Mourinho was open in telling people at the club that he would have preferred to use the money spent on Bale's wages on a new defender.

Tottenham Hotspur FC via Getty Images

The state of his defence is an area where Mourinho deserved sympathy but he played a difficult hand poorly, frequently criticising his defenders publicly and rotating his side to the point where the entire back-line was shorn of belief and petrified of making an error.

If Mourinho paid the price for Tottenham's lack of sound investment (last summer's signing of Sergio Reguilon was the first genuine upgrade to the defence since Alderweireld in 2015), many of Spurs' defenders actively deteriorated under the guidance of a supposed specialist in the area.

Their rapid fall down the League since mid-December was beset by defensive errors, including in the 3-1 defeat to Liverpool when all three of the visitors’ goals came from individual mistakes.

Mourinho came to look at a complete loss to stop his side from shipping goals but never acknowledged that his conservative tactics were a large part of the problem, leaving his defenders under sustained pressure until they eventually cracked.

Time and again, Spurs tried and failed to protect leads and they have dropped 20 points from winning positions this season, more than any other top-flight club.

When he arrived at Spurs, Mourinho painted himself as a changed man and he did attempt to make compromises that would have been unlikely earlier in his career.

Tanguy Ndombele was given a second chance after a difficult maiden season at the club and the Frenchman dramatically improved this term, to Mourinho's credit.
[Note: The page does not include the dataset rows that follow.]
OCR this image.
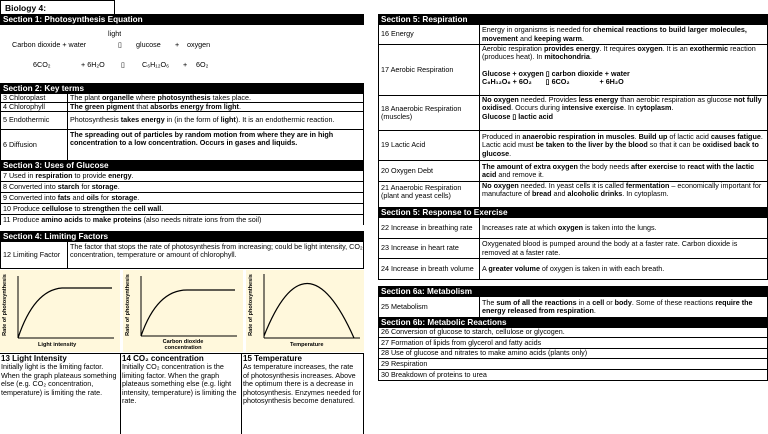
Biology 4:
Section 1: Photosynthesis Equation
light
Carbon dioxide + water	▯ glucose + oxygen
6CO₂	+ 6H₂O ▯ C₆H₁₂O₆ + 6O₂
Section 2: Key terms
3 Chloroplast	The plant organelle where photosynthesis takes place.
4 Chlorophyll	The green pigment that absorbs energy from light.
5 Endothermic	Photosynthesis takes energy in (in the form of light). It is an endothermic reaction.
6 Diffusion
The spreading out of particles by random motion from where they are in high concentration to a low concentration. Occurs in gases and liquids.
Section 3: Uses of Glucose
7 Used in respiration to provide energy.
8 Converted into starch for storage.
9 Converted into fats and oils for storage.
10 Produce cellulose to strengthen the cell wall.
11 Produce amino acids to make proteins (also needs nitrate ions from the soil)
Section 4: Limiting Factors
12 Limiting Factor
The factor that stops the rate of photosynthesis from increasing; could be light intensity, CO₂ concentration, temperature or amount of chlorophyll.
Rate of photosynthesis
Light intensity
Rate of photosynthesis
Carbon dioxide concentration
Rate of photosynthesis
Temperature
13 Light Intensity
Initially light is the limiting factor. When the graph plateaus something else (e.g. CO₂ concentration, temperature) is limiting the rate.
14 CO₂ concentration
Initially CO₂ concentration is the limiting factor. When the graph plateaus something else (e.g. light intensity, temperature) is limiting the rate.
15 Temperature
As temperature increases, the rate of photosynthesis increases. Above the optimum there is a decrease in photosynthesis. Enzymes needed for photosynthesis become denatured.
Section 5: Respiration
16 Energy	Energy in organisms is needed for chemical reactions to build larger molecules, movement and keeping warm.
17 Aerobic Respiration
Aerobic respiration provides energy. It requires oxygen. It is an exothermic reaction (produces heat). In mitochondria.
Glucose + oxygen ▯ carbon dioxide + water
C₆H₁₂O₆ + 6O₂       ▯ 6CO₂               + 6H₂O
18 Anaerobic Respiration (muscles)
No oxygen needed. Provides less energy than aerobic respiration as glucose not fully oxidised. Occurs during intensive exercise. In cytoplasm.
Glucose ▯ lactic acid
19 Lactic Acid
Produced in anaerobic respiration in muscles. Build up of lactic acid causes fatigue. Lactic acid must be taken to the liver by the blood so that it can be oxidised back to glucose.
20 Oxygen Debt	The amount of extra oxygen the body needs after exercise to react with the lactic acid and remove it.
21 Anaerobic Respiration (plant and yeast cells)
No oxygen needed. In yeast cells it is called fermentation – economically important for manufacture of bread and alcoholic drinks. In cytoplasm.
Section 5: Response to Exercise
22 Increase in breathing rate	Increases rate at which oxygen is taken into the lungs.
23 Increase in heart rate	Oxygenated blood is pumped around the body at a faster rate. Carbon dioxide is removed at a faster rate.
24 Increase in breath volume	A greater volume of oxygen is taken in with each breath.
Section 6a: Metabolism
25 Metabolism	The sum of all the reactions in a cell or body. Some of these reactions require the energy released from respiration.
Section 6b: Metabolic Reactions
26 Conversion of glucose to starch, cellulose or glycogen.
27 Formation of lipids from glycerol and fatty acids
28 Use of glucose and nitrates to make amino acids (plants only)
29 Respiration
30 Breakdown of proteins to urea
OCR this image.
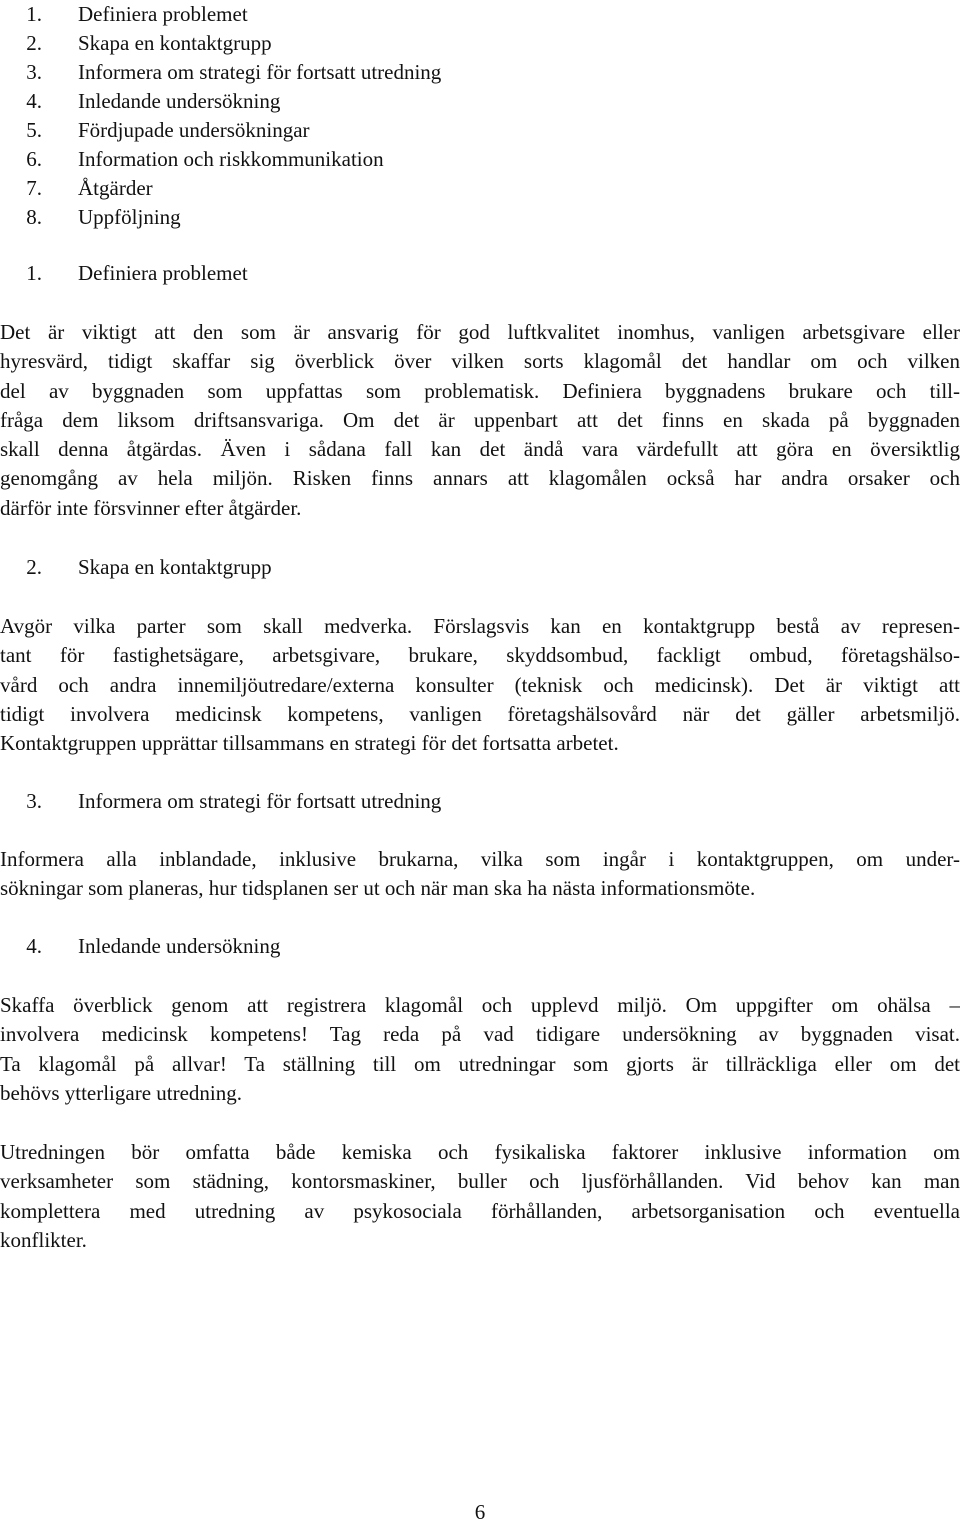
1. Definiera problemet
2. Skapa en kontaktgrupp
3. Informera om strategi för fortsatt utredning
4. Inledande undersökning
5. Fördjupade undersökningar
6. Information och riskkommunikation
7. Åtgärder
8. Uppföljning
1. Definiera problemet
Det är viktigt att den som är ansvarig för god luftkvalitet inomhus, vanligen arbetsgivare eller
hyresvärd, tidigt skaffar sig överblick över vilken sorts klagomål det handlar om och vilken
del av byggnaden som uppfattas som problematisk. Definiera byggnadens brukare och till-
fråga dem liksom driftsansvariga. Om det är uppenbart att det finns en skada på byggnaden
skall denna åtgärdas. Även i sådana fall kan det ändå vara värdefullt att göra en översiktlig
genomgång av hela miljön. Risken finns annars att klagomålen också har andra orsaker och
därför inte försvinner efter åtgärder.
2. Skapa en kontaktgrupp
Avgör vilka parter som skall medverka. Förslagsvis kan en kontaktgrupp bestå av represen-
tant för fastighetsägare, arbetsgivare, brukare, skyddsombud, fackligt ombud, företagshälso-
vård och andra innemiljöutredare/externa konsulter (teknisk och medicinsk). Det är viktigt att
tidigt involvera medicinsk kompetens, vanligen företagshälsovård när det gäller arbetsmiljö.
Kontaktgruppen upprättar tillsammans en strategi för det fortsatta arbetet.
3. Informera om strategi för fortsatt utredning
Informera alla inblandade, inklusive brukarna, vilka som ingår i kontaktgruppen, om under-
sökningar som planeras, hur tidsplanen ser ut och när man ska ha nästa informationsmöte.
4. Inledande undersökning
Skaffa överblick genom att registrera klagomål och upplevd miljö. Om uppgifter om ohälsa –
involvera medicinsk kompetens! Tag reda på vad tidigare undersökning av byggnaden visat.
Ta klagomål på allvar! Ta ställning till om utredningar som gjorts är tillräckliga eller om det
behövs ytterligare utredning.
Utredningen bör omfatta både kemiska och fysikaliska faktorer inklusive information om
verksamheter som städning, kontorsmaskiner, buller och ljusförhållanden. Vid behov kan man
komplettera med utredning av psykosociala förhållanden, arbetsorganisation och eventuella
konflikter.
6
He will also leave a legacy of handing debuts to hugely promising youngsters Dane Scarlett and Alfie Devine, and of course a place in the Carabao Cup Final – albeit after a kind run to Wembley.

The sorry truth, however, is that Mourinho improved next to nothing about Spurs, with the possible exception of Harry Kane.
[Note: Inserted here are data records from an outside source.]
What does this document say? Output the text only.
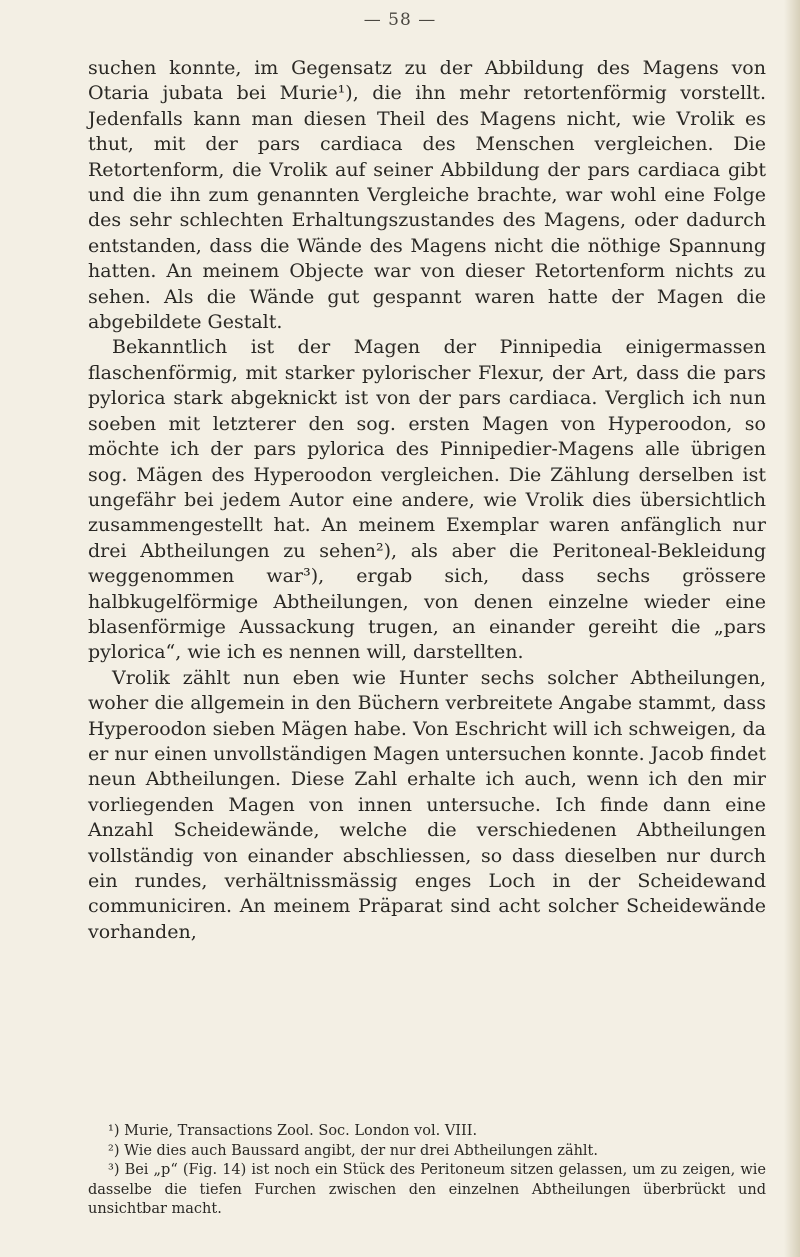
— 58 —

suchen konnte, im Gegensatz zu der Abbildung des Magens von Otaria jubata bei Murie¹), die ihn mehr retortenförmig vorstellt. Jedenfalls kann man diesen Theil des Magens nicht, wie Vrolik es thut, mit der pars cardiaca des Menschen vergleichen. Die Retortenform, die Vrolik auf seiner Abbildung der pars cardiaca gibt und die ihn zum genannten Vergleiche brachte, war wohl eine Folge des sehr schlechten Erhaltungszustandes des Magens, oder dadurch entstanden, dass die Wände des Magens nicht die nöthige Spannung hatten. An meinem Objecte war von dieser Retortenform nichts zu sehen. Als die Wände gut gespannt waren hatte der Magen die abgebildete Gestalt.

Bekanntlich ist der Magen der Pinnipedia einigermassen flaschenförmig, mit starker pylorischer Flexur, der Art, dass die pars pylorica stark abgeknickt ist von der pars cardiaca. Verglich ich nun soeben mit letzterer den sog. ersten Magen von Hyperoodon, so möchte ich der pars pylorica des Pinnipedier-Magens alle übrigen sog. Mägen des Hyperoodon vergleichen. Die Zählung derselben ist ungefähr bei jedem Autor eine andere, wie Vrolik dies übersichtlich zusammengestellt hat. An meinem Exemplar waren anfänglich nur drei Abtheilungen zu sehen²), als aber die Peritoneal-Bekleidung weggenommen war³), ergab sich, dass sechs grössere halbkugelförmige Abtheilungen, von denen einzelne wieder eine blasenförmige Aussackung trugen, an einander gereiht die „pars pylorica“, wie ich es nennen will, darstellten.

Vrolik zählt nun eben wie Hunter sechs solcher Abtheilungen, woher die allgemein in den Büchern verbreitete Angabe stammt, dass Hyperoodon sieben Mägen habe. Von Eschricht will ich schweigen, da er nur einen unvollständigen Magen untersuchen konnte. Jacob findet neun Abtheilungen. Diese Zahl erhalte ich auch, wenn ich den mir vorliegenden Magen von innen untersuche. Ich finde dann eine Anzahl Scheidewände, welche die verschiedenen Abtheilungen vollständig von einander abschliessen, so dass dieselben nur durch ein rundes, verhältnissmässig enges Loch in der Scheidewand communiciren. An meinem Präparat sind acht solcher Scheidewände vorhanden,

¹) Murie, Transactions Zool. Soc. London vol. VIII.

²) Wie dies auch Baussard angibt, der nur drei Abtheilungen zählt.

³) Bei „p“ (Fig. 14) ist noch ein Stück des Peritoneum sitzen gelassen, um zu zeigen, wie dasselbe die tiefen Furchen zwischen den einzelnen Abtheilungen überbrückt und unsichtbar macht.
The England captain's insatiable desire for self-improvement seems as likely a cause for his remarkable form as Mourinho's promise to take him "universal",' however.

By the end, Mourinho's Spurs were a shell of a side, devoid of belief, structure, energy, organisation and entirely reliant on Kane to keep the manager's unravelling tenure afloat.

The main positive for the club is that his reign should be relatively easy to unpick.

Most of his signings joined on short-term or temporary deals, while the club blocked his wishes which might have done long-term damage, like selling Ndombele or Dele.

Mourinho can, and no doubt will, point to those decisions and others as evidence that he was not backed sufficiently as the fallout from his sacking rages, while there is little doubt that he took over a club in a state of transition and soon to enter one of the most challenging periods in its history.

If Mourinho possessed one remaining superpower, it was a remarkable ability to control the narrative and influence the way his work was viewed.

Tottenham Hotspur FC via Getty Images

But by the end of his rotten tenure, however, even the Trumpian fervour he inspired in many supporters had faded, with Spurs fans increasingly angry or disengaged with his management.

The great irony is that now Spurs have disposed of "the proven winner" and "big-game specialist", their fans can finally look forward to Sunday's Carabao Cup Final against Manchester City with optimism.